Yesterday, students from across the district had the opportunity to visit the Laurie Guichon Memorial Grasslands Interpretive Site to learn about our beautiful surroundings and the invasive species that are threatening them.

Q101 had the opportunity to speak with Rachel Whitehouse a Rangeland Agrologist with the Ministry of Forests and Coleen Hougen an Invasive Plant Management Coordinator for the Thompson Nicola Invasive Plant Management Committee and the TNRD.

“An invasive weed is one that has special characteristics that make it a threat to either the environment, social values or cultural values,” said Whitehouse. “So, these are weeds that reproduce really quickly, have special adaptations that help them out compete other plants more so than your typical weed.”

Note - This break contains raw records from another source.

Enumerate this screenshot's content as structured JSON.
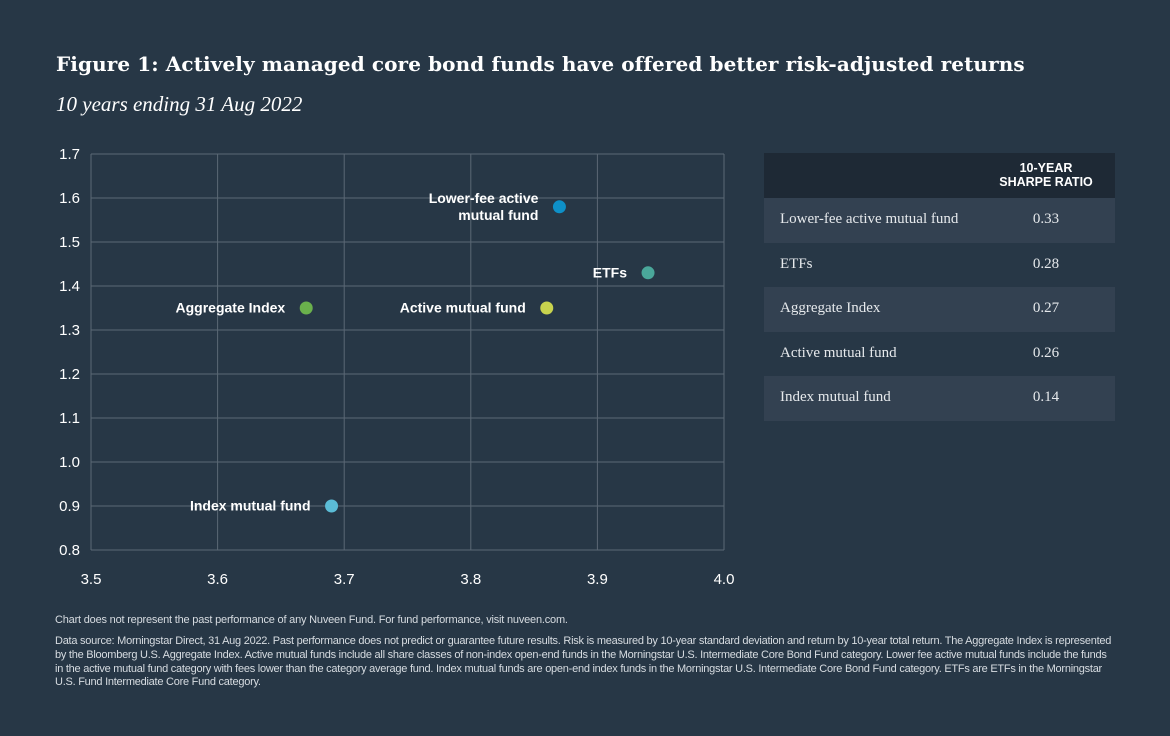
{
  "header": {
    "title": "Figure 1: Actively managed core bond funds have offered better risk-adjusted returns",
    "subtitle": "10 years ending 31 Aug 2022"
  },
  "chart_data": {
    "type": "scatter",
    "x_ticks": [
      "3.5",
      "3.6",
      "3.7",
      "3.8",
      "3.9",
      "4.0"
    ],
    "y_ticks": [
      "0.8",
      "0.9",
      "1.0",
      "1.1",
      "1.2",
      "1.3",
      "1.4",
      "1.5",
      "1.6",
      "1.7"
    ],
    "xlim": [
      3.5,
      4.0
    ],
    "ylim": [
      0.8,
      1.7
    ],
    "grid": true,
    "points": [
      {
        "label": "Lower-fee active mutual fund",
        "label_lines": [
          "Lower-fee active",
          "mutual fund"
        ],
        "x": 3.87,
        "y": 1.58,
        "color": "#0e90c8",
        "label_side": "left"
      },
      {
        "label": "ETFs",
        "label_lines": [
          "ETFs"
        ],
        "x": 3.94,
        "y": 1.43,
        "color": "#4aa79a",
        "label_side": "left"
      },
      {
        "label": "Aggregate Index",
        "label_lines": [
          "Aggregate Index"
        ],
        "x": 3.67,
        "y": 1.35,
        "color": "#6ab04c",
        "label_side": "left"
      },
      {
        "label": "Active mutual fund",
        "label_lines": [
          "Active mutual fund"
        ],
        "x": 3.86,
        "y": 1.35,
        "color": "#c8d34e",
        "label_side": "left"
      },
      {
        "label": "Index mutual fund",
        "label_lines": [
          "Index mutual fund"
        ],
        "x": 3.69,
        "y": 0.9,
        "color": "#5bbcd6",
        "label_side": "left"
      }
    ]
  },
  "table": {
    "header": [
      "10-YEAR",
      "SHARPE RATIO"
    ],
    "rows": [
      {
        "name": "Lower-fee active mutual fund",
        "value": "0.33"
      },
      {
        "name": "ETFs",
        "value": "0.28"
      },
      {
        "name": "Aggregate Index",
        "value": "0.27"
      },
      {
        "name": "Active mutual fund",
        "value": "0.26"
      },
      {
        "name": "Index mutual fund",
        "value": "0.14"
      }
    ]
  },
  "footer": {
    "note": "Chart does not represent the past performance of any Nuveen Fund. For fund performance, visit nuveen.com.",
    "source": "Data source: Morningstar Direct, 31 Aug 2022. Past performance does not predict or guarantee future results. Risk is measured by 10-year standard deviation and return by 10-year total return. The Aggregate Index is represented by the Bloomberg U.S. Aggregate Index. Active mutual funds include all share classes of non-index open-end funds in the Morningstar U.S. Intermediate Core Bond Fund category. Lower fee active mutual funds include the funds in the active mutual fund category with fees lower than the category average fund. Index mutual funds are open-end index funds in the Morningstar U.S. Intermediate Core Bond Fund category. ETFs are ETFs in the Morningstar U.S. Fund Intermediate Core Fund category."
  }
}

Hougen spoke to why she feels it’s so important to help educate the students at such a young age.

“It’s good to instill this in them to get appreciation for our natural landscapes, their values and how invasive plants can impact them,” said Hougen. “I feel that when they learn this at a young age, they’re able to carry this on into the future and into their science programs. Hopefully become stewards of the land at some point and help do what they can to prevent further introduction and spread.”

Knapweed is one of if not the most prevalent invasive species found in the Merritt area.  The plant produces 150 thousand seeds per metre squared. One of the stations the students were visiting was small area that they were helping clear of the invasive species.

“It was brought over here in the late 1800’s accidently as a contaminate in alfalfa seed and it has just spread all over North America,” said Whitehouse. “It outcompetes all the native plants, it releases a chemical that kills off the surrounding grass. So, it’s really hard on livestock and wildlife to forage.”

Hougen added in its native habitat in Russia, knapweed is not considered to be invasive due to other species in the area to are able to compete against it.